Understanding NestJS’s Business Logic Organization
If you come from a traditional MVC architecture, NestJS may seem foreign. Sure, the idea of a separation of concerns between a view (UI) layer, model (database) layer, and controller (business logic) exists. However, with NestJS we are introduced to new flows for structuring our files and business logic. Instead of a controller as a full-service router and business logic handler, NestJS uses a pattern of a controller for routing requests, a service for handling business logic, and a repository for manipulating the database. Let’s discuss how to organize your business logic in NestJS.
A New Way to Handle Requests
NestJS is a configuration-based back-end framework. It is written in JavaScript but shines when using TypeScript. It differs from the Wild West approaches of basic NodeJS with Express, and the strict convention-based approach of Ruby on Rails. NestJS provides patterns or recipes to allow for flexible design while still forming best practices for developing applications.
The setup of a NestJS project is centered on the orchestration of modules. All logic is wrapped in modules that either provide functionality or consume it. As with any other software, we have an entry point, and then a web of dependencies:
NestJS can get complex as we share services and repositories across modules to handle user requests. It’s better to start simple with an isolated module containing a controller, service, and repository. Let’s discuss how a database-altering request is routed through a NestJS project.
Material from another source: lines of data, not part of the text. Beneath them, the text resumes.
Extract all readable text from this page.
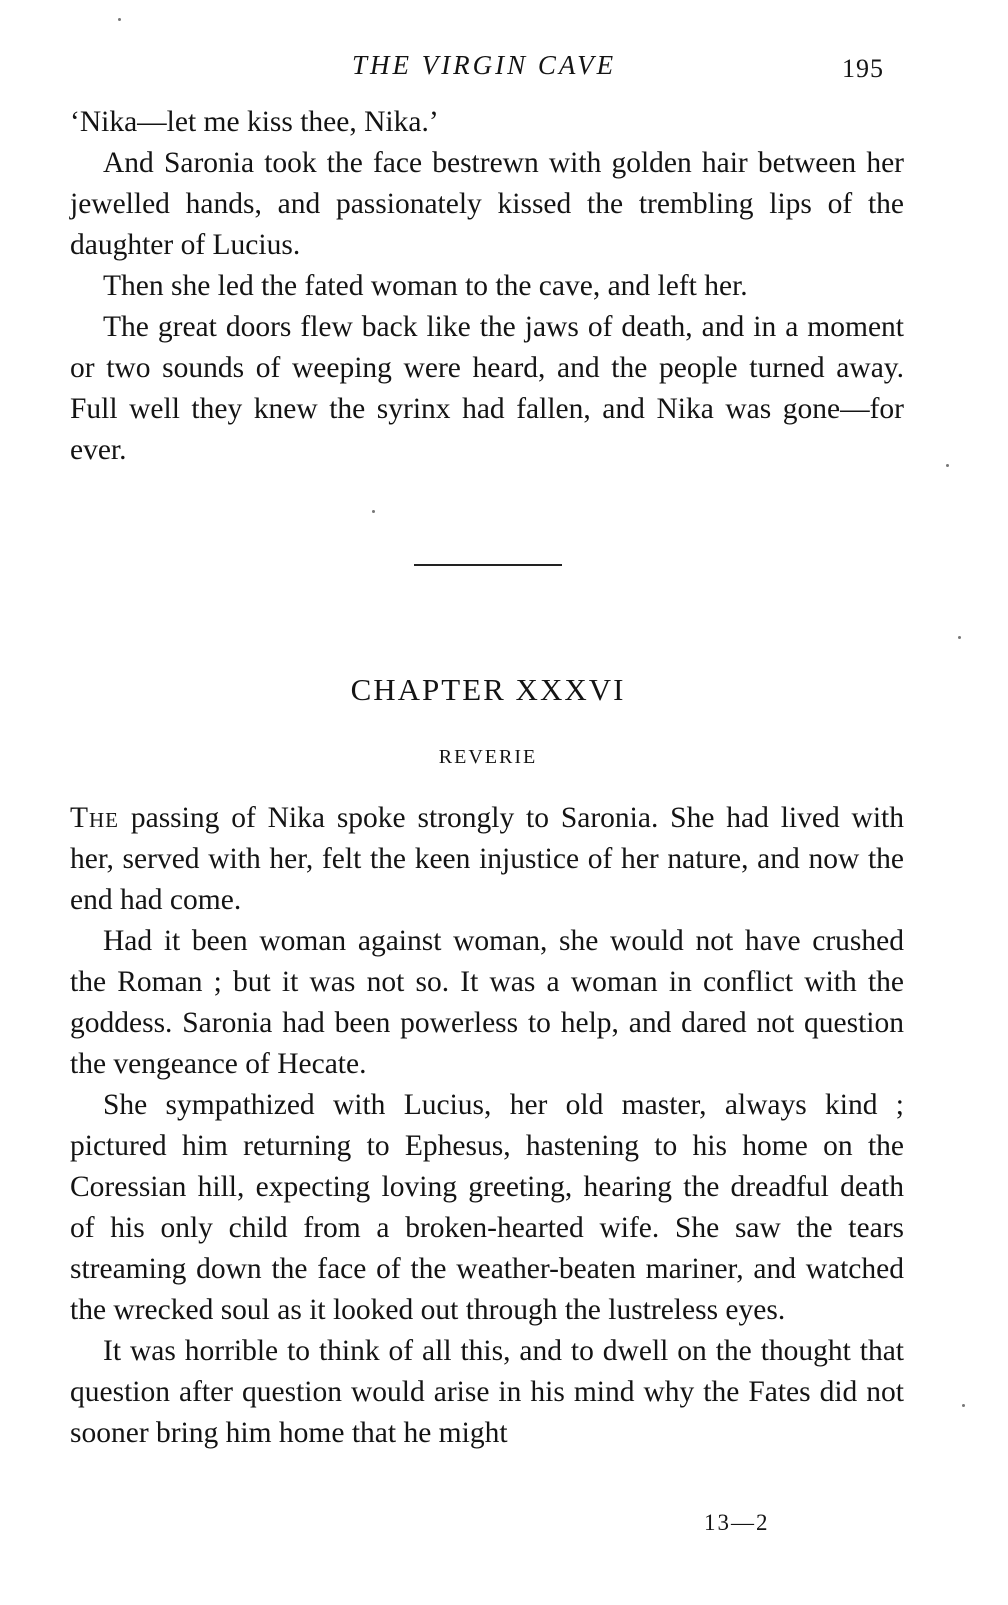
THE VIRGIN CAVE	195

‘Nika—let me kiss thee, Nika.’

And Saronia took the face bestrewn with golden hair between her jewelled hands, and passionately kissed the trembling lips of the daughter of Lucius.

Then she led the fated woman to the cave, and left her.

The great doors flew back like the jaws of death, and in a moment or two sounds of weeping were heard, and the people turned away. Full well they knew the syrinx had fallen, and Nika was gone—for ever.

CHAPTER XXXVI
REVERIE

The passing of Nika spoke strongly to Saronia. She had lived with her, served with her, felt the keen injustice of her nature, and now the end had come.

Had it been woman against woman, she would not have crushed the Roman ; but it was not so. It was a woman in conflict with the goddess. Saronia had been powerless to help, and dared not question the vengeance of Hecate.

She sympathized with Lucius, her old master, always kind ; pictured him returning to Ephesus, hastening to his home on the Coressian hill, expecting loving greeting, hearing the dreadful death of his only child from a broken-hearted wife. She saw the tears streaming down the face of the weather-beaten mariner, and watched the wrecked soul as it looked out through the lustreless eyes.

It was horrible to think of all this, and to dwell on the thought that question after question would arise in his mind why the Fates did not sooner bring him home that he might

13—2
What does a Controller do in NestJS?
It all starts with the controller. In a classic MVC project, the controller does a lot of the heavy lifting for the project. The view is a reflection of data returned from the server. The model gives data structure and stores some business logic related to records, and the controller orchestrates everything in between.
Controllers have some of the same functionality in NestJS but have a lot less responsibility. A controller functions simply as a traffic director, seeing what needs to go where and telling it how to get there. Sure, you may add more responsibilities like pipes for request validation, or DTOs (data transfer objects) to shape and validate incoming data, but controllers do not handle the business logic.
In NestJS, a controller’s job is to accept a request, perform some validation, and route the request and data to the correct service. This is still a lot of responsibility, but less than other frameworks may require.
What does a Service do in NestJS?
Once we know where the request and optional data are going, we shape it as our business logic dictates. This is where our service files come in. A service in NestJS is the logic that creates, shapes, or updates data based on our request from our controller. Maybe we are creating a new order for someone who bought a pair of shoes. Or, we are removing a user’s outdated payment method.
Whatever it may be, it is in the service that we perform the operations on our application data to allow us to persist the new state. While a service shapes the data, it is not responsible for talking to the database to persist this new state. To persist the data we need the repository.
What does a Repository do in NestJS?
The repository handles requests to a database. Once a user’s request has been routed to the correct business logic (by the controller) and the appropriate operations have been performed on the data (by the service), we are ready to persist the updated application state.
The repository consists of CRUD operations and could be seen as a similar tool to an API client. Methods on the repository expect to read or write specific data records to the database. That is it. This differs from other approaches with ORMs where the calls to a database would be woven into the service. While having extra files may seem like extra work, having separate repository files allows for sharing database operations between services or apps, modularizing your code for extension.
Final Thoughts on NestJS
NestJS is a powerful back-end framework that expedites the process of building APIs. There is a lot to learn coming from a Ruby on Rails or Java background. Luckily, the docs are extensive and easy to follow. I highly recommend reviewing them more to ensure you write, clean and conventional code.